Namun di luar itu, pertanyaan mendasar menggelayut liar setelah rentetan geruduk massa para pendemo di kantor Bawaslu dan KPU Kota Pangkalpinang beberapa waktu lalu, seraya berujar dalam hingar-bingar “Ada apa denganmu?” Lagi-lagi, pernyataan ini bagian dari seni memainkan kata. Tetapi, bukan di situ porsinya. Karena anak kecil tidak akan mengerti makna di balik kata.

Bukan Anak Kecil
Anak kecil memang karakternya senang bermain. Karena dunia mereka begitulah adanya. Apapun bisa menjadi mainan. Mobil-mobilan dimainkan supaya bisa berkendara dan kemanapun bisa dituju. Pedang-pedangan dilakoni agar bisa melukai dan menguasai. Adapun boneka, menjadi model dan figur yang akan diperankan. Sejumlah mainan ini sarat nuansa politik yang kemudian akan dilakoni pada waktu yang tepat.
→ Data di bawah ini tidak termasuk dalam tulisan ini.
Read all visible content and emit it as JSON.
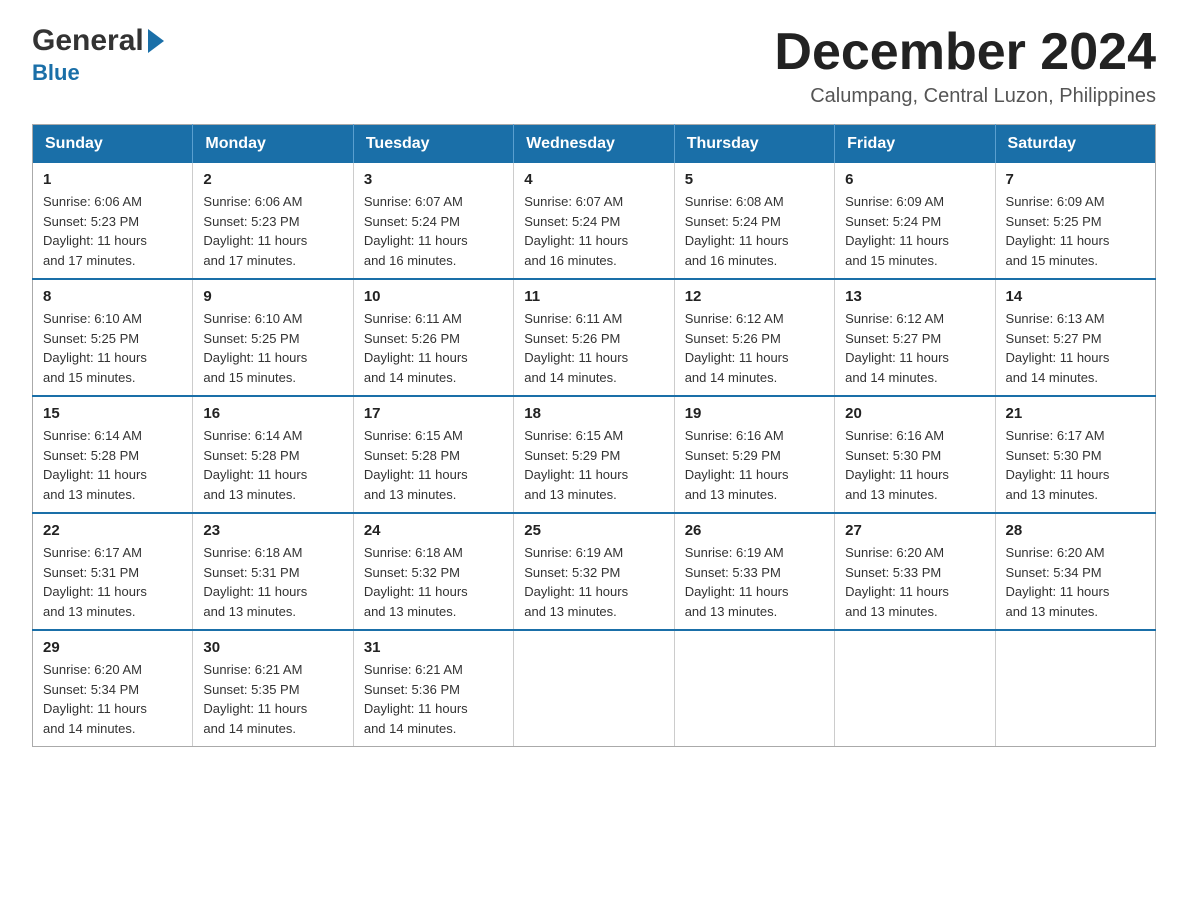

Persoalannya, anak kecil ini belumlah sadar bahwa mobil, pedang, dan boneka yang dimainnya bisa membuatnya jatuh dalam bahaya. Mobil yang dengannya ia menabrak, pedang yang karenanya ia melukai, dan boneka yang melaluinya ia melakoni peran, menjadi ancaman besar yang tidak pernah dipikirkannya. Tidak salah bila kemudian orang tua mengambil tindakan tegas untuk mendisiplinkan anak supaya terhindar dari perkara buruk yang mengancam.

Porsi pukulan ringan atau marah mendidik “Dhorban ghoiru mubarrohin”, sebagaimana sabda Nabi, bisa diambil sebagai langkah awal supaya bandel dan membangkangnya anak bisa terhenti. Tapi masalahnya, anak kecil ini merasa besar dan sudah dewasa. Kepantasan untuk memiliki mainan lebih besar dan memantik adrenalin menjadi sesuatu yang bisa digenggam. Pada akhirnya, beragam trik dan cara jitu, ditempuh gigih agar mainan baru bisa diperoleh. Bim salabim, man jadda wa jada, mainan bergengsi akhirnya didapat.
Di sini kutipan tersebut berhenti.